There is something wrong with your circuit. If the collector voltage was 0.1V and the base bias comes from the collector, then 0.1V is not enough to turn on the transistor at all.

 

If and when I assemble the whole circuit as shown in the schematic, would R1 alone of 27K overload the transistor and prevent RF amplification of the FM signal?

I think you know the answer.

Is the bias wrong as shown with only R1 and I should use the 10K from base to ground? The output voltage should be at 1/2 the supply voltage of quiescent right?

Yes, that will give you the widest operating range without destruction of the input signal. There are many ways to accomplish the proper biasing. I think the 10K is good solution but there are experts around here that may tell us a better approach.

 

There is something wrong with your circuit. If the collector voltage was 0.1V and the base bias comes from the collector, then 0.1V is not enough to turn on the transistor at all.

You're right, I failed to mention that I biased the transistor from the positive supply voltage

 

You're right, I failed to mention that I biased the transistor from the positive supply voltage

So what happens if the 27k is connected to the collector as per diagram?

 

So what happens if the 27k is connected to the collector as per diagram?

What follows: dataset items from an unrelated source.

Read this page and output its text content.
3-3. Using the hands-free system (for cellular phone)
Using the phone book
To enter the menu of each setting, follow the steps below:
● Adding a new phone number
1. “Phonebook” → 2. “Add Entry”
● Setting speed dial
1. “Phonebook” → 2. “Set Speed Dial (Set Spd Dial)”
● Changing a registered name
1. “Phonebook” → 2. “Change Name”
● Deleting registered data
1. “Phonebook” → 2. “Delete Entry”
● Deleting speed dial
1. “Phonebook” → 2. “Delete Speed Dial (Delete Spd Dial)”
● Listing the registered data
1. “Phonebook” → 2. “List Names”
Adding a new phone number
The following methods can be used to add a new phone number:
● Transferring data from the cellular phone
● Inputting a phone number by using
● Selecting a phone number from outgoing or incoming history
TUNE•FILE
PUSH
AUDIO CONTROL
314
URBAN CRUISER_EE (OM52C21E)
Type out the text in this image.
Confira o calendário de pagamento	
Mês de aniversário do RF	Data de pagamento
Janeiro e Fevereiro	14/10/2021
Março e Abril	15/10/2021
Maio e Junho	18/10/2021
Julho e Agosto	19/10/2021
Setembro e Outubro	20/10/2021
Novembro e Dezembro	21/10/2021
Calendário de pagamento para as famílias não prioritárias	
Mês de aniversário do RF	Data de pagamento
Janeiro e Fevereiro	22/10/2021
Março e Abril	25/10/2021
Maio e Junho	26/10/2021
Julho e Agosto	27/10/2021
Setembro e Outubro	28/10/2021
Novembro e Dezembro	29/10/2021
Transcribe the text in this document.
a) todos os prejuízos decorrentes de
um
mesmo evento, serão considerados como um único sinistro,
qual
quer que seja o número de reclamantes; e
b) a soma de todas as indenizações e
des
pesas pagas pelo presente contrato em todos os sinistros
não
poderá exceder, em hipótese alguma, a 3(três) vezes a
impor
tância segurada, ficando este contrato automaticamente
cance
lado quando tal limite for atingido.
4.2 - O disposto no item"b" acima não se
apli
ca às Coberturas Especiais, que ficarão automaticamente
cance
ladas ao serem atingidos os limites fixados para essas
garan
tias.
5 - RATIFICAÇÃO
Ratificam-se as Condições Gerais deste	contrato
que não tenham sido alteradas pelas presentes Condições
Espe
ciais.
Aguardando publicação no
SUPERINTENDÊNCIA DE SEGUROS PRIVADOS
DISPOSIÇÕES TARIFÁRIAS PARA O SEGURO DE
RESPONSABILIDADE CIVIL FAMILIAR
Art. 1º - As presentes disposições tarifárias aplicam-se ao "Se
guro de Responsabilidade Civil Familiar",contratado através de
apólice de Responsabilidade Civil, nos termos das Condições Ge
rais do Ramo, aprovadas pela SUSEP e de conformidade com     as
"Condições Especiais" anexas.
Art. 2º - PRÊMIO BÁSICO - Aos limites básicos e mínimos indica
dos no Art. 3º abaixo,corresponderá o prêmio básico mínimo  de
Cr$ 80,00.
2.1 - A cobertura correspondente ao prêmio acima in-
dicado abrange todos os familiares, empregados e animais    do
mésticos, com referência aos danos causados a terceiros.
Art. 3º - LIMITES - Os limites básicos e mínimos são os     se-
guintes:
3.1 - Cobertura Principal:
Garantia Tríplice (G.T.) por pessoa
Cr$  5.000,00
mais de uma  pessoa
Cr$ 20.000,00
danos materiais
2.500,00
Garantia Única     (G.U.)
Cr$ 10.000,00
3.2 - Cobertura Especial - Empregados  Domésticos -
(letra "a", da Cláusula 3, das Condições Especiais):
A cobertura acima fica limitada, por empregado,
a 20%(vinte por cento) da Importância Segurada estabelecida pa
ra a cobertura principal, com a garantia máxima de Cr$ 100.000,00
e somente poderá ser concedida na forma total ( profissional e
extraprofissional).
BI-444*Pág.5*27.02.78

With 330 ohm used for R2+R3 and R1=33K the output at the collector is about 1.6V with a 3V power supply. With 2.2K used for R2 + R3 and 33K used for R1, the output at the collector is ,7V with a 3V power supply. I guess I have to use the 330 ohm collector resistor for R2 + R3 and use a 22K resistor in series with a 10K pot for the bias resistor R! if I want to use two AA batteries for 3V to power the completed circuit--that's my best guess.

 

I followed the schematic and the circuit seems to work at 3 volts with R3=330 ohm and R2=100 ohm because I tried it on my Walkman and clarity of weak signals seems to be better but I am not sure and I feel it has to do with my mental illness. Maybe the physical result of my test memory is not being deleted when I undo a connection like from the headphone common to a jumper cable as the antenna. The circuit did not amplify with the input of the RF amp connected to the common of the headphones but worked when the RF input was connected to a jumper cable as the antenna. Attached is a schematic showing the inductor to block RF between both commons of the Walkman and headphones.

 

I don't know if you are able to see the schematic I made with paint. If not, I will upload it again. Can you detect how the mental illness is operating according to my explanation?

 

I can see the images fine but cannot comment on the rest.